Automate the whole thing
When we decided we needed a faster way to deploy Kubernetes clusters, we decided to go with Cluster API from Kubernetes SIG.
It gave us a declarative way to deploy a production-ready Kubernetes cluster. We could have just a few manifests and run `kubectl apply` against the already setup Cluster API management cluster, resulting in a fully deployed workload Kubernetes cluster. But we didn’t want to do this manually.
So we introduced ArgoCD. It enabled us to deploy manifests to the management cluster and observe what happened. This was when we realized what else it could do – it can deploy anything that Kubernetes API can read in the specific way we want it to be deployed. It can provide us with most of the required features, including secret management, logging, and workload state overview.
ArgoCD usage for cluster deployment (automate, automate, automate)
Now, how do we use ArgoCD to deploy production-ready Kubernetes clusters?
As mentioned above, with Cluster API, you just push “some” manifest to the management cluster, creating a working production-ready cluster. But it’s easier said than done.
To create VMs (Virtual Machines) in vSphere, that will be joined in the clusters, you need to have DHCP (Dynamic Host Configuration Protocol) enabled on your network (we don’t). This was the first issue we needed to resolve, and we did it by writing a custom Kubernetes controller that updates VSphereMachines with valid static IPs.
After the VMs are created in vCenter, they are joined into a cluster, but this is still not a ready cluster, as it is missing some of the core components, like the overlay network. This causes the cluster to be in a not-ready state, and all of the nodes in the cluster are tainted.
This process is further automated using ArgoCD API, which we use within our custom Kubernetes controller to create ArgoCD Applications that define cluster-config ArgoCD Application, which in turn contains overlay network configuration and everything else that we specify.
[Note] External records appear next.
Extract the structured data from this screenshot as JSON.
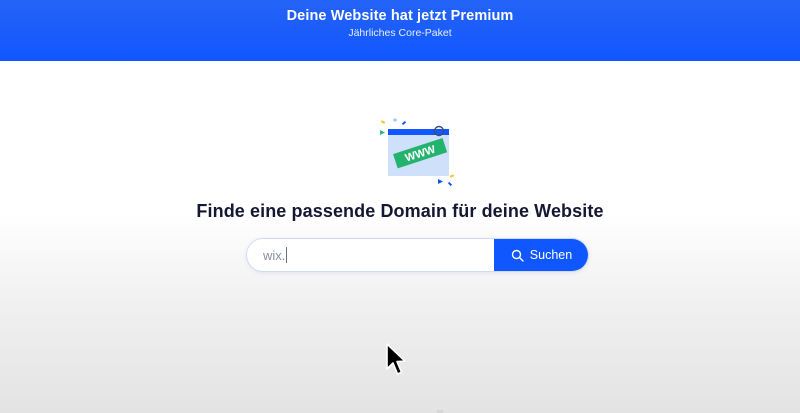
{
  "banner": {
    "title": "Deine Website hat jetzt Premium",
    "subtitle": "Jährliches Core-Paket",
    "color": "#1157ff"
  },
  "illustration": {
    "label": "WWW",
    "icon": "www-browser-illustration",
    "accent": "#1dbf73"
  },
  "main": {
    "headline": "Finde eine passende Domain für deine Website"
  },
  "search": {
    "value": "wix.",
    "button_label": "Suchen",
    "button_icon": "search-icon",
    "button_color": "#1157ff"
  },
  "pointer": {
    "icon": "mouse-cursor-icon"
  }
}
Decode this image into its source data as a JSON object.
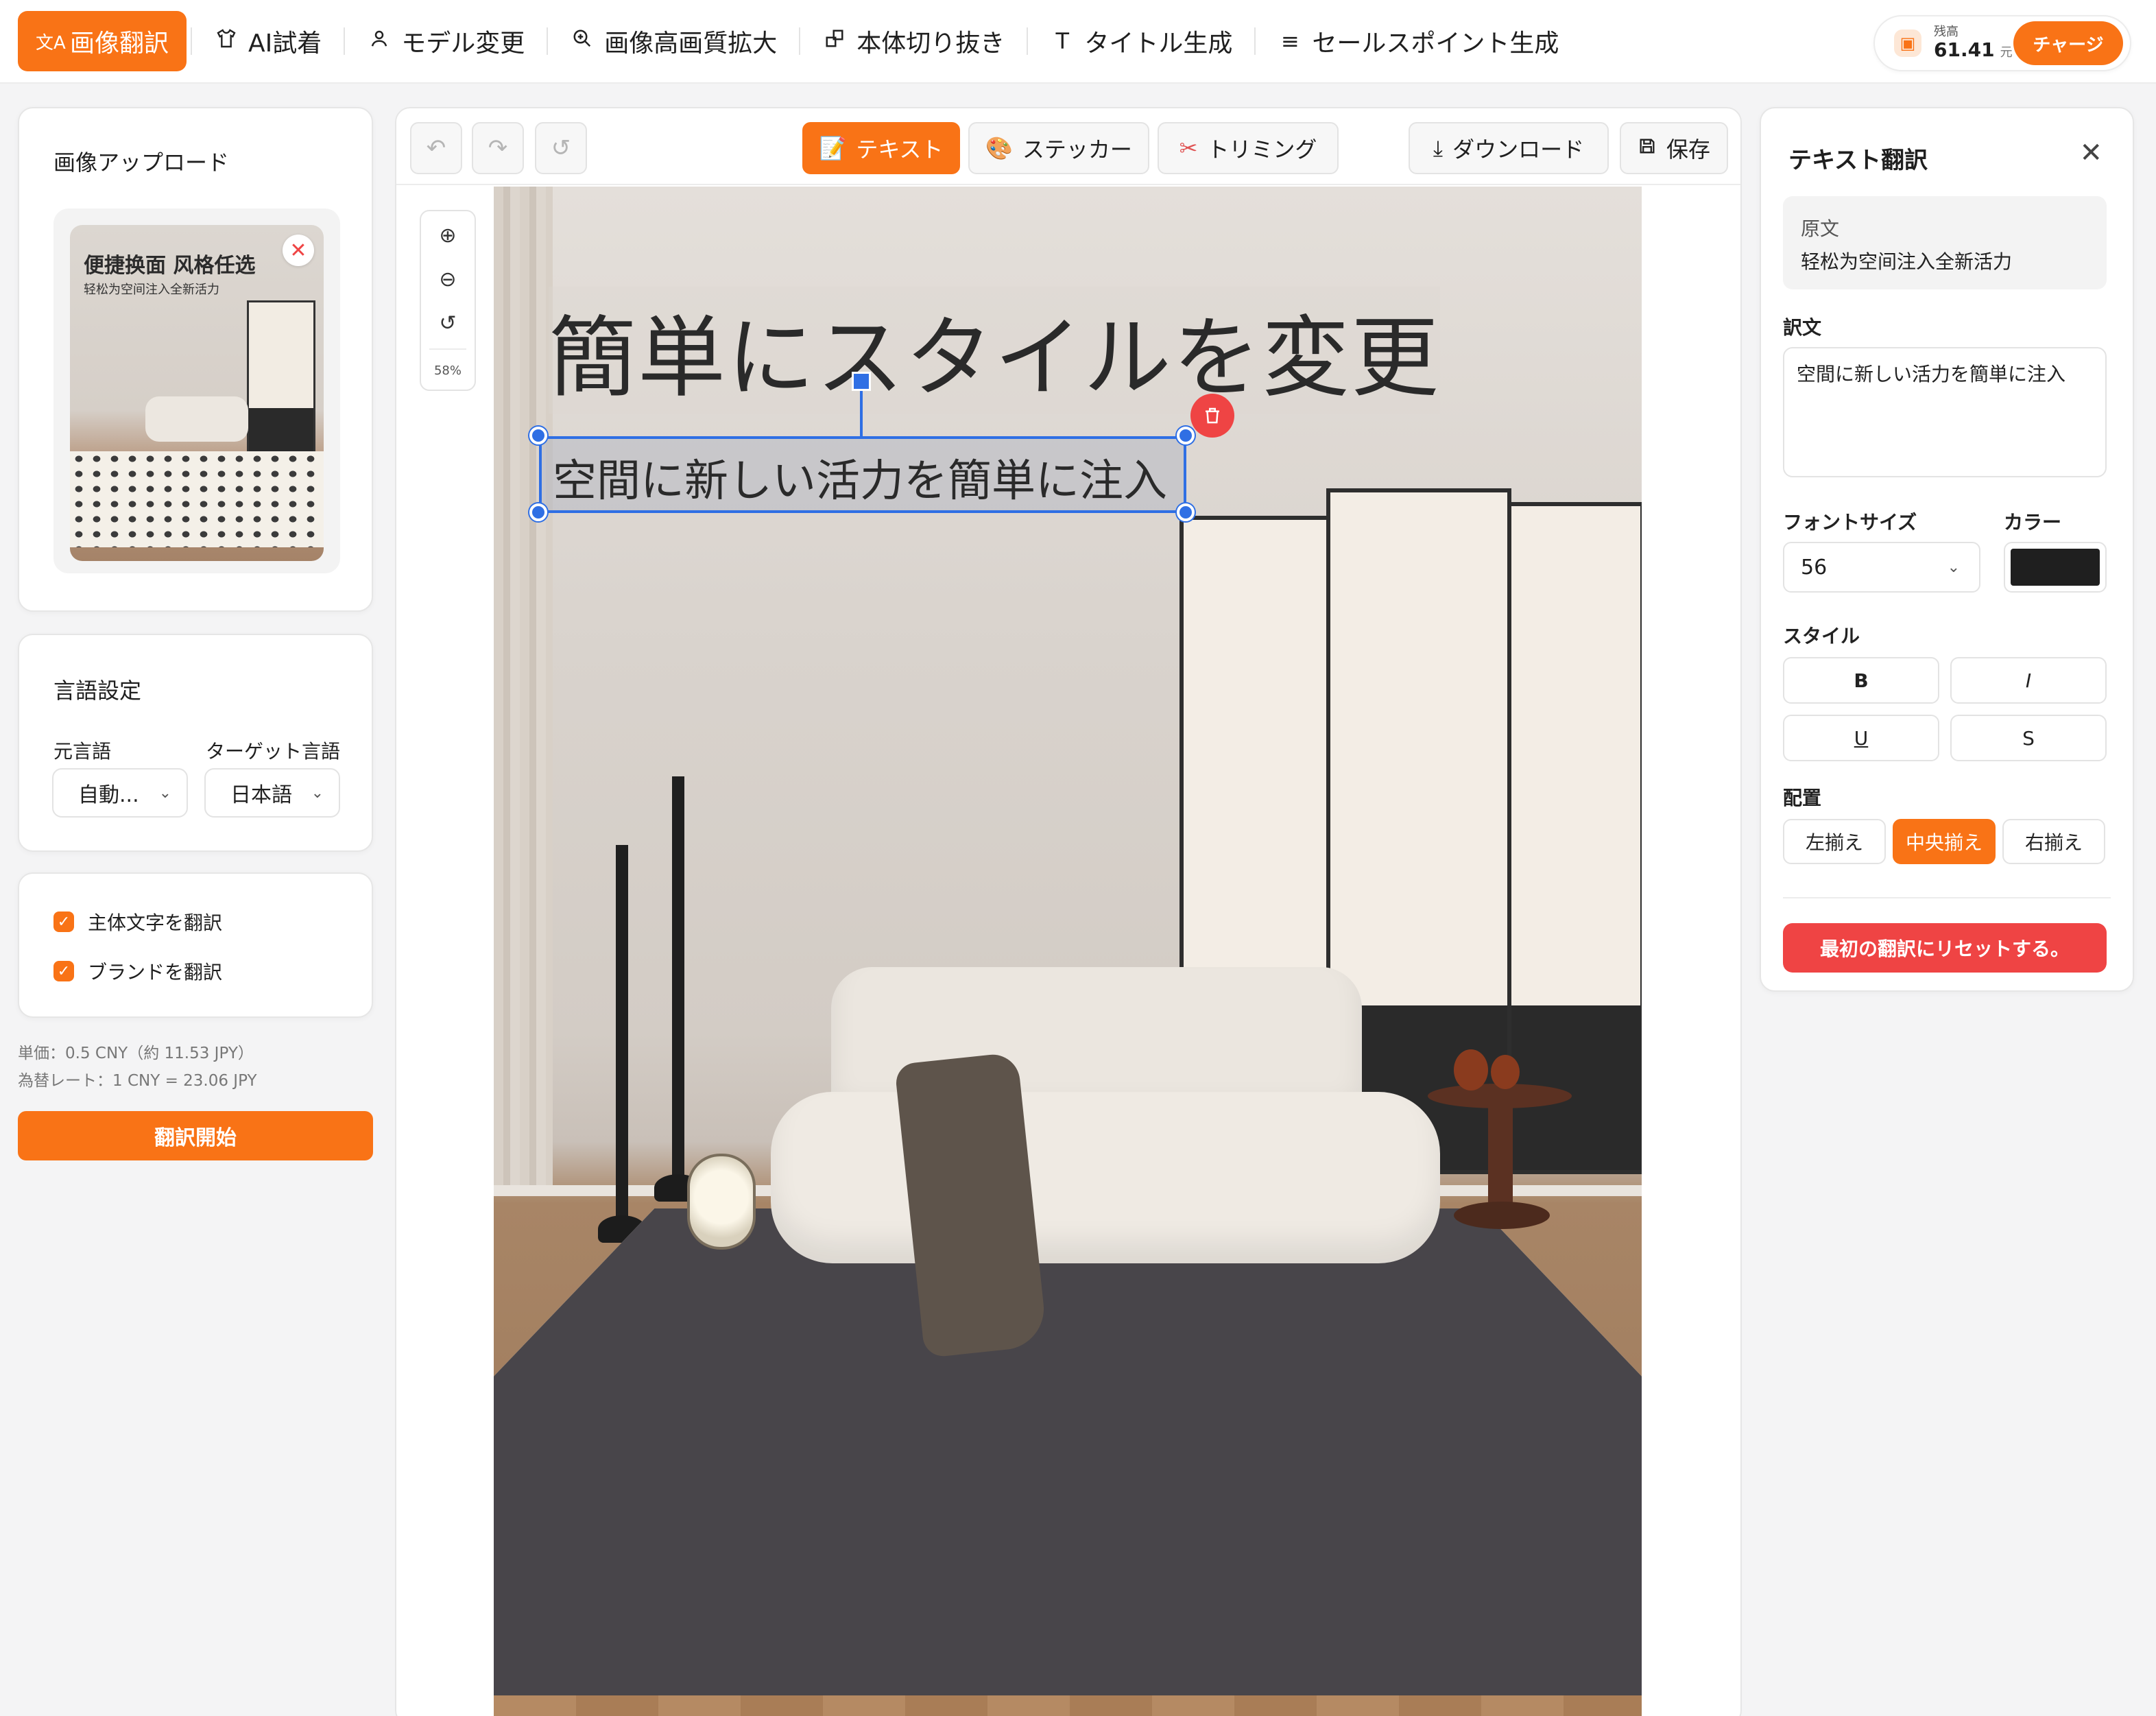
{
  "nav": {
    "items": [
      {
        "label": "画像翻訳",
        "icon": "translate-icon",
        "glyph": "文A"
      },
      {
        "label": "AI試着",
        "icon": "shirt-icon",
        "glyph": "👕"
      },
      {
        "label": "モデル変更",
        "icon": "person-icon",
        "glyph": "♙"
      },
      {
        "label": "画像高画質拡大",
        "icon": "zoom-enhance-icon",
        "glyph": "⊕"
      },
      {
        "label": "本体切り抜き",
        "icon": "cutout-icon",
        "glyph": "⧉"
      },
      {
        "label": "タイトル生成",
        "icon": "text-t-icon",
        "glyph": "T"
      },
      {
        "label": "セールスポイント生成",
        "icon": "list-icon",
        "glyph": "≡"
      }
    ]
  },
  "balance": {
    "label": "残高",
    "amount": "61.41",
    "unit": "元",
    "charge_label": "チャージ"
  },
  "upload": {
    "title": "画像アップロード",
    "thumb_title": "便捷换面 风格任选",
    "thumb_subtitle": "轻松为空间注入全新活力",
    "remove_glyph": "✕"
  },
  "language": {
    "title": "言語設定",
    "source_label": "元言語",
    "source_value": "自動...",
    "target_label": "ターゲット言語",
    "target_value": "日本語"
  },
  "options": {
    "translate_main": "主体文字を翻訳",
    "translate_brand": "ブランドを翻訳"
  },
  "pricing": {
    "unit_price": "単価：0.5 CNY（約 11.53 JPY）",
    "rate": "為替レート：1 CNY = 23.06 JPY",
    "start_label": "翻訳開始"
  },
  "toolbar": {
    "undo_glyph": "↶",
    "redo_glyph": "↷",
    "reset_glyph": "↺",
    "text_label": "テキスト",
    "text_icon": "📝",
    "sticker_label": "ステッカー",
    "sticker_icon": "🎨",
    "trim_label": "トリミング",
    "trim_icon": "✂",
    "download_label": "ダウンロード",
    "download_icon": "⤓",
    "save_label": "保存",
    "save_icon": "💾"
  },
  "zoom": {
    "zoom_in": "⊕",
    "zoom_out": "⊖",
    "reset": "↺",
    "level": "58%"
  },
  "canvas": {
    "headline": "簡単にスタイルを変更",
    "subline": "空間に新しい活力を簡単に注入",
    "delete_glyph": "🗑"
  },
  "text_panel": {
    "title": "テキスト翻訳",
    "close_glyph": "✕",
    "original_label": "原文",
    "original_text": "轻松为空间注入全新活力",
    "translation_label": "訳文",
    "translation_text": "空間に新しい活力を簡単に注入",
    "font_size_label": "フォントサイズ",
    "font_size_value": "56",
    "color_label": "カラー",
    "color_value": "#1f1f1f",
    "style_label": "スタイル",
    "bold": "B",
    "italic": "I",
    "underline": "U",
    "strike": "S",
    "align_label": "配置",
    "align_left": "左揃え",
    "align_center": "中央揃え",
    "align_right": "右揃え",
    "reset_label": "最初の翻訳にリセットする。"
  },
  "colors": {
    "accent": "#f97316",
    "danger": "#ef4444",
    "selection": "#2f6fe4"
  }
}
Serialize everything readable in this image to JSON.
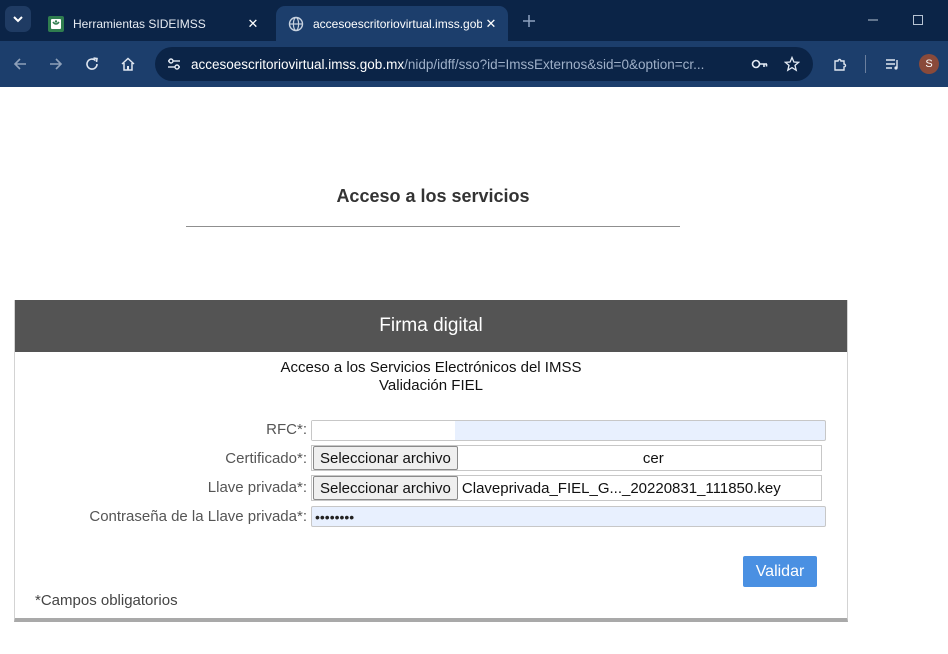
{
  "browser": {
    "tabs": [
      {
        "title": "Herramientas SIDEIMSS",
        "favicon": "imss-logo-icon",
        "active": false
      },
      {
        "title": "accesoescritoriovirtual.imss.gob.mx",
        "favicon": "globe-icon",
        "active": true
      }
    ],
    "url_host": "accesoescritoriovirtual.imss.gob.mx",
    "url_path": "/nidp/idff/sso?id=ImssExternos&sid=0&option=cr...",
    "profile_initial": "S"
  },
  "page": {
    "heading": "Acceso a los servicios"
  },
  "panel": {
    "title": "Firma digital",
    "subtitle_line1": "Acceso a los Servicios Electrónicos del IMSS",
    "subtitle_line2": "Validación FIEL"
  },
  "form": {
    "rfc_label": "RFC*:",
    "rfc_value": "",
    "certificado_label": "Certificado*:",
    "certificado_button": "Seleccionar archivo",
    "certificado_file": "cer",
    "llave_label": "Llave privada*:",
    "llave_button": "Seleccionar archivo",
    "llave_file": "Claveprivada_FIEL_G..._20220831_111850.key",
    "password_label": "Contraseña de la Llave privada*:",
    "password_value": "••••••••",
    "submit_label": "Validar",
    "required_note": "*Campos obligatorios"
  },
  "colors": {
    "chrome_dark": "#0b2447",
    "chrome_toolbar": "#1c3e6c",
    "panel_header": "#545454",
    "autofill_bg": "#e8f0fe",
    "button_blue": "#4a90e2"
  }
}
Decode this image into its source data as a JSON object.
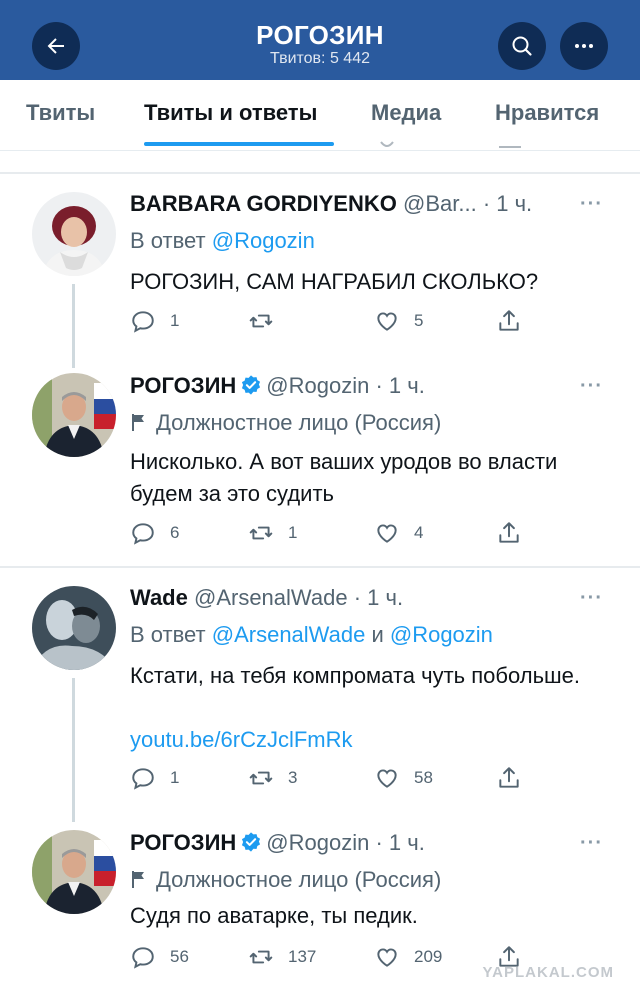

To sync this second ArgoCD Application, we first need to add the workload cluster we have just deployed to the ArgoCD instance. That way, this ArgoCD instance can connect to it and manage it. To do this, we wrote another Kubernetes controller that supports this automation.
The workload cluster will only be added to the ArgoCD instance when its kubeapi-server is up and running. Sync of cluster-config Application happens automatically when we detect that a workload cluster has been added to the ArgoCD instance.
Overlay network and ArgoCD Sync Waves
We decided on Calico with BGP peering for the overlay network (CNI). To deploy the overlay network, we had to use some advanced features of ArgoCD sync. This is due to the fact that we needed to deploy resources in a specific order to deploy the overlay network. Meaning some of the resources are expecting that some other resources have already been deployed.
Luckily this was fairly easy to set up using ArgoCD Sync waves. Using Sync Waves, you can specify the exact order that needs to be followed with BGP. Using ArgoCD, we also added retry for this sync because if there’s a time-out, the sync can end up in a failed state, so this is also something ArgoCD supports natively.
When the overlay network is finally deployed to the workload cluster using a cluster-config Application, we can consider our cluster up and running!
In the end, ArgoCD gave us excellent visibility, a single place to find everything deployed anywhere in Kubernetes. We don’t have to worry whether a workload is really deployed to some cluster. This was very useful for our own Kubernetes controller deployments that support workload cluster deployment automation.
These workloads are system-critical, and in ArgoCD, we have one place to monitor if everything is okay, check logs, and perform the rollout of new versions. The same principle applies to any Kubernetes workload.